Thank you, Mommy, for modeling for me, then and always, how chesed can be done graciously, making it look like a piece of cake.
Dena (Tuchman) Mayerfeld, Passaic, NJ
Kindness in Stock
I couldn’t do anything. My four-week-old baby didn’t stop screaming, and refused to be put down. I couldn’t even cook up a silly pot of spaghetti to accompany the meatballs my mother had sent for supper. I was exhausted and frustrated and just plain thirsty — but I couldn’t even pour myself a cup of water.
Then I had a brainstorm. If I couldn’t calm my baby, at least I should free my hands. At the next opportunity, I headed to Little Luxury, a local baby boutique, to purchase a baby carrier. My hopes were high. Soon I’d be able to live a semi-functional life.
But as I browsed through the store, my hopes were dashed. The baby carriers they had in stock were brand-name, high-quality carriers, which, of course, came along with a brand-name, high-quality price tag that I didn’t want to spend. My shoulders slumped. I knew I should be grateful for my precious prince, but at that moment, I felt despair.
I guess the store owner of the store must have seen a flash of misery cross my face and intuitively understood the needs of another Yid. He didn’t try to persuade me to buy his merchandise, but instead told me of two other baby stores that might carry what I was looking for.
I bought the baby carrier in the competitor’s store, and headed home feeling lighter than I had in weeks. With my newborn strapped onto me, I was ready to conquer the world. I poured myself a drink! I cleaned my house! I made a delicious supper! My confidence, previously at rock bottom, was restored. I nuzzled my baby, nestled closely and securely near my heart.
My baby, now a rambunctious toddler, was recently joined by a (much calmer) brother. But I’ll never forget the man who doesn’t even know how his recommending a competitor’s store enabled me to taste the joy of motherhood.
Part of the Family
August 1956, a Tzeirei Agudah convention was taking place in the Empire Hotel in the Catskills. It was my first encounter with a large group of frum people.

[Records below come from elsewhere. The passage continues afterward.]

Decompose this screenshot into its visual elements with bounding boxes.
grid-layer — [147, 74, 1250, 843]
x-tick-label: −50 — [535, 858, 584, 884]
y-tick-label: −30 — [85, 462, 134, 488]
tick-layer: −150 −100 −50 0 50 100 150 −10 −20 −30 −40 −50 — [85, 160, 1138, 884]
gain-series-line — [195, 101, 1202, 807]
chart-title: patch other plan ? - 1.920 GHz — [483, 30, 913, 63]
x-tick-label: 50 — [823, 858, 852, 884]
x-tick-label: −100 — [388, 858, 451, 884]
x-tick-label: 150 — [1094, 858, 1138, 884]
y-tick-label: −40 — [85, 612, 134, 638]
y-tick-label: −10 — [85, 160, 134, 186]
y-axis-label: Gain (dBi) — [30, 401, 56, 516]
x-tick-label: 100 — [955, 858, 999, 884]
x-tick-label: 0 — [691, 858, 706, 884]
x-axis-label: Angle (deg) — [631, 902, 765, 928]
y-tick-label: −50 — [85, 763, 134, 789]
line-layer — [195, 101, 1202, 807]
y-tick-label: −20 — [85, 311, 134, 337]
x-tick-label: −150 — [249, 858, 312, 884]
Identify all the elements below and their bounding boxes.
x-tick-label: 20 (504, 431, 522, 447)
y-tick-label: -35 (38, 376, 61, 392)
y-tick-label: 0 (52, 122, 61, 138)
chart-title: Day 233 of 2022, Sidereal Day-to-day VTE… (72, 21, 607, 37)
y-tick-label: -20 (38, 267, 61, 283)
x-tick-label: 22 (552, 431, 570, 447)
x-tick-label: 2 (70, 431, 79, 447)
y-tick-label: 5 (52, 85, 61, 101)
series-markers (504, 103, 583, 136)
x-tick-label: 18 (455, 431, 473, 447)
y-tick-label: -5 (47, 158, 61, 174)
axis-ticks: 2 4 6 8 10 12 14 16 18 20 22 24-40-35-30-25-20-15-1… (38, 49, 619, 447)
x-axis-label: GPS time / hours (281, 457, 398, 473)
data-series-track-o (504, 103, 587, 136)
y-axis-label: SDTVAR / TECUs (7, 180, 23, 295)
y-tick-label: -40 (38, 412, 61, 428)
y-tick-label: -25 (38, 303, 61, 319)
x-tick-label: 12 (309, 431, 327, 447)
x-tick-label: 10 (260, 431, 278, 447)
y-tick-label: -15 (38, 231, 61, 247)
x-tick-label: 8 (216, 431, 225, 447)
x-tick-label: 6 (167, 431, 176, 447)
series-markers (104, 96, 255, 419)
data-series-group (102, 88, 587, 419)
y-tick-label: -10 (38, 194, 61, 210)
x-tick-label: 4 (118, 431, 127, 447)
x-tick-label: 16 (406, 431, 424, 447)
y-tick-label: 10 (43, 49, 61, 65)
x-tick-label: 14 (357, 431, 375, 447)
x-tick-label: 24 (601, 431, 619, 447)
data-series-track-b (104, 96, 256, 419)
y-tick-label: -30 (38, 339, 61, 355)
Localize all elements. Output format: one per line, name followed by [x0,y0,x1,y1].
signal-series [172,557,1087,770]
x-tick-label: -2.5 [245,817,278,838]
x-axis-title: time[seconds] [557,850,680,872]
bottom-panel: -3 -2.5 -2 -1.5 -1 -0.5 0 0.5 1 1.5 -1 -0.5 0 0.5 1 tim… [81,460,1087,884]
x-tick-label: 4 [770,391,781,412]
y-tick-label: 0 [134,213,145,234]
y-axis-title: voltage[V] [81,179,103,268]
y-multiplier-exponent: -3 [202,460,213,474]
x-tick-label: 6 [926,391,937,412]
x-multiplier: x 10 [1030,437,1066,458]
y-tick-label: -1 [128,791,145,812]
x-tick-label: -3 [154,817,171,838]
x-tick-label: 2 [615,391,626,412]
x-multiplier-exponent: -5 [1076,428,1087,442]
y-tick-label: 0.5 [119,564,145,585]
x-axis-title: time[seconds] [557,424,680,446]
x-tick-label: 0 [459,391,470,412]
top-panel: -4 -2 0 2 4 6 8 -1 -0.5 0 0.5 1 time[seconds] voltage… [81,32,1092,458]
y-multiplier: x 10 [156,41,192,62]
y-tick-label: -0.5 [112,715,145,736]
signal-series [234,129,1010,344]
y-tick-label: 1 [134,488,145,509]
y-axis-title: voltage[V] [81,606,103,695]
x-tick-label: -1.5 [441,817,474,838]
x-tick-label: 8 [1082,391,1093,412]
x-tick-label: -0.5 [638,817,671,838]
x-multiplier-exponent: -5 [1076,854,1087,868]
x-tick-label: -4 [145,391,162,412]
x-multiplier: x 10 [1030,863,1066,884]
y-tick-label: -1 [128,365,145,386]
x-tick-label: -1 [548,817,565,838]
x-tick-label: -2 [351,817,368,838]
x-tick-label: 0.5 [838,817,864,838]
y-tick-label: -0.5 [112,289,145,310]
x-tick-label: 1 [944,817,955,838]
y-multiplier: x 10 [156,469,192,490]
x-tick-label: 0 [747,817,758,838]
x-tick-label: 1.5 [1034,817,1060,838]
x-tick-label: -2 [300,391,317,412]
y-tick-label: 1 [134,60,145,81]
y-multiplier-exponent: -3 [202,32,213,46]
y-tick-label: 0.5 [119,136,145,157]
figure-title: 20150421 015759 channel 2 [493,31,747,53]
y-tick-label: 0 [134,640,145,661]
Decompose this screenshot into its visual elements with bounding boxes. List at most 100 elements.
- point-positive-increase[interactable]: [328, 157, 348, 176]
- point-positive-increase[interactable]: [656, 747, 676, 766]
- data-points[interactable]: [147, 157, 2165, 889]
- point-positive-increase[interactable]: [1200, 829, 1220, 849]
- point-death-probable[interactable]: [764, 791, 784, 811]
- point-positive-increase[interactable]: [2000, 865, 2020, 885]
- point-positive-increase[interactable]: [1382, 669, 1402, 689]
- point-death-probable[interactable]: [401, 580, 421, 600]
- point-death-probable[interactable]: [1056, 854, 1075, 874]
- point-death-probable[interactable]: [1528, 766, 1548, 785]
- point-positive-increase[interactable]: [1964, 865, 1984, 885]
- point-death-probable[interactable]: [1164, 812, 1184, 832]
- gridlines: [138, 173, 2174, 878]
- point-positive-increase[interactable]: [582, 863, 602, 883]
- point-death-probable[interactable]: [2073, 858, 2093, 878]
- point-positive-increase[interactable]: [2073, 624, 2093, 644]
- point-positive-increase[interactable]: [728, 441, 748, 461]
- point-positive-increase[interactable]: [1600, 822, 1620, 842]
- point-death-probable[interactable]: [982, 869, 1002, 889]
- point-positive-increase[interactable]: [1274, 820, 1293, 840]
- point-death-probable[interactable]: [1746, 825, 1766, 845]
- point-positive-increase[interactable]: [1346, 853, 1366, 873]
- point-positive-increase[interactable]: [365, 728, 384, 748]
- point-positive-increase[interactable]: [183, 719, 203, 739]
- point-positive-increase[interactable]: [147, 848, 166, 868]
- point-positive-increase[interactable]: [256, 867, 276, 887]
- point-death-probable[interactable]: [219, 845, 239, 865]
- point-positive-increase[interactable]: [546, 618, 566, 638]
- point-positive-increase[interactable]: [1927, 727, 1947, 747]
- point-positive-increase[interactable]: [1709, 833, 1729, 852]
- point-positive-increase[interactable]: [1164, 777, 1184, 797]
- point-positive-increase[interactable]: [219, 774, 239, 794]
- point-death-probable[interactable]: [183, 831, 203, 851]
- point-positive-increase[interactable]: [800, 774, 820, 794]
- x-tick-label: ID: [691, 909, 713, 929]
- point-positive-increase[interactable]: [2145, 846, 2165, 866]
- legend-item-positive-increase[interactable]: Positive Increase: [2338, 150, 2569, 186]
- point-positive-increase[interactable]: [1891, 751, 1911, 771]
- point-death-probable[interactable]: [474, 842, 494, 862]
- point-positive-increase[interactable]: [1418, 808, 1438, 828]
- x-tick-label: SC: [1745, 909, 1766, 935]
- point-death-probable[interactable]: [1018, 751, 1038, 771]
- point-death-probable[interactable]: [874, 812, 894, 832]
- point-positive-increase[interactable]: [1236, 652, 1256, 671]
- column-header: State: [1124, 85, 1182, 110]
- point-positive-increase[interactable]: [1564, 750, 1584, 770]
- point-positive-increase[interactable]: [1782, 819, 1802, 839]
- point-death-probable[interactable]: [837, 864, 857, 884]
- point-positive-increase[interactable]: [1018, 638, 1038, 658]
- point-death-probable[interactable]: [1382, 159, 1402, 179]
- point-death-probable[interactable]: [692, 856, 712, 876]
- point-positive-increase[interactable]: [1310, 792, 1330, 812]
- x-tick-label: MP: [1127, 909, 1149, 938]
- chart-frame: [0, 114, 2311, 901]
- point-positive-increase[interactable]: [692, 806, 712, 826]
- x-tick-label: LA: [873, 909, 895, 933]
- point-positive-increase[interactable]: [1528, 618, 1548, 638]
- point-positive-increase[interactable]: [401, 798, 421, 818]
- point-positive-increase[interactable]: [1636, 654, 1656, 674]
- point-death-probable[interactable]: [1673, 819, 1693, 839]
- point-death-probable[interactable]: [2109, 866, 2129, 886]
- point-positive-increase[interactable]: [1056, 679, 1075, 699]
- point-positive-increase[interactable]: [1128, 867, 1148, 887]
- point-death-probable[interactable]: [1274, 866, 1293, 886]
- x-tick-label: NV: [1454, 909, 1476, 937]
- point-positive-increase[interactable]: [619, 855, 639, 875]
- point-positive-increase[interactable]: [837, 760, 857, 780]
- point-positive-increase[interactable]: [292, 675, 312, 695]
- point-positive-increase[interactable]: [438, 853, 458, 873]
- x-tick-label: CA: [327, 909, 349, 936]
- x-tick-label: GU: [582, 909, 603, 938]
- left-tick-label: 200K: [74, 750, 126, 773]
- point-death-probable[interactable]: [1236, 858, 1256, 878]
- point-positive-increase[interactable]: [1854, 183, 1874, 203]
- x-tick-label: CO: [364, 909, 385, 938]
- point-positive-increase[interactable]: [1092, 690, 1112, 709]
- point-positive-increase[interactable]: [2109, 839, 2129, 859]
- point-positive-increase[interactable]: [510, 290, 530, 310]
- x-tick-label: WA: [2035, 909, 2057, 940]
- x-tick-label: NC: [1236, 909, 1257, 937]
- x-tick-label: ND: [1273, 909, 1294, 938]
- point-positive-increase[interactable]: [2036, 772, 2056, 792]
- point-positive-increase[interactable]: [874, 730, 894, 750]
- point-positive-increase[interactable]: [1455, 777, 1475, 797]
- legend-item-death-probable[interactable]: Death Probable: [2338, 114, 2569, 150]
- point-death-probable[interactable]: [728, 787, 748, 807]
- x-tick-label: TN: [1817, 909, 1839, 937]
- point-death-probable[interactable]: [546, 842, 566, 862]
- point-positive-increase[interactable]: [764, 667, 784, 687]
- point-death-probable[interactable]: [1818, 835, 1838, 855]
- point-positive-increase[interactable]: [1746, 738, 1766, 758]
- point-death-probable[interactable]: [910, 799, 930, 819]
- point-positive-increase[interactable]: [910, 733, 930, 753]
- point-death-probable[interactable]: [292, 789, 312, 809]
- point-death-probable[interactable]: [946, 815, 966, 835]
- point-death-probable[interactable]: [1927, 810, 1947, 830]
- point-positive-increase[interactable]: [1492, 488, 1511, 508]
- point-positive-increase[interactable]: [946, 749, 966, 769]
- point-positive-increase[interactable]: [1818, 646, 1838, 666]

Motzaei Shabbos, a number of young men surrounded Shlomo Carlebach as he strummed his guitar. Soon they were dancing. Women watched from the sidelines, with some girls standing on chairs for a better look. At one point, a girl stepped off her chair and another girl climbed up onto it.
“That’s my chair,” the first girl said. “I just stepped down for a minute to stretch.”
I watched, waiting for action — if not a shoving match, then a shouting one. Instead, the second girl smiled, moved as far as she could to the side of the chair, and held out her hand for the first girl to join her. With both girls on the chair they held on to each other so neither would fall off.
The dancing went on all night. At dawn a little old man came into the room and said it was time for Shacharis. I expected the young men to ignore him. Instead, they drew him into the circle and danced with him before the dancing came to an abrupt end and the men filed into the shul. I later heard the man was the famed Rav Eliezer Silver, rav of Cincinnati.
My roommate at the hotel was an older woman. Because we had different schedules, we saw very little of each other. When I came up to my room early Sunday morning after watching the men dance through the night, I was surprised to see her already up and dressed. Another surprise: There was a third roommate in the room sleeping soundly.
My roommate whispered to me that the girl had come in very late at night and I should be quiet so as not to disturb her. No mention of how her sleep must have been disturbed by this new arrival.
All of this had an indelible impact on me. If these were the actions and reactions of frum Jews, I wanted to be a part of the family.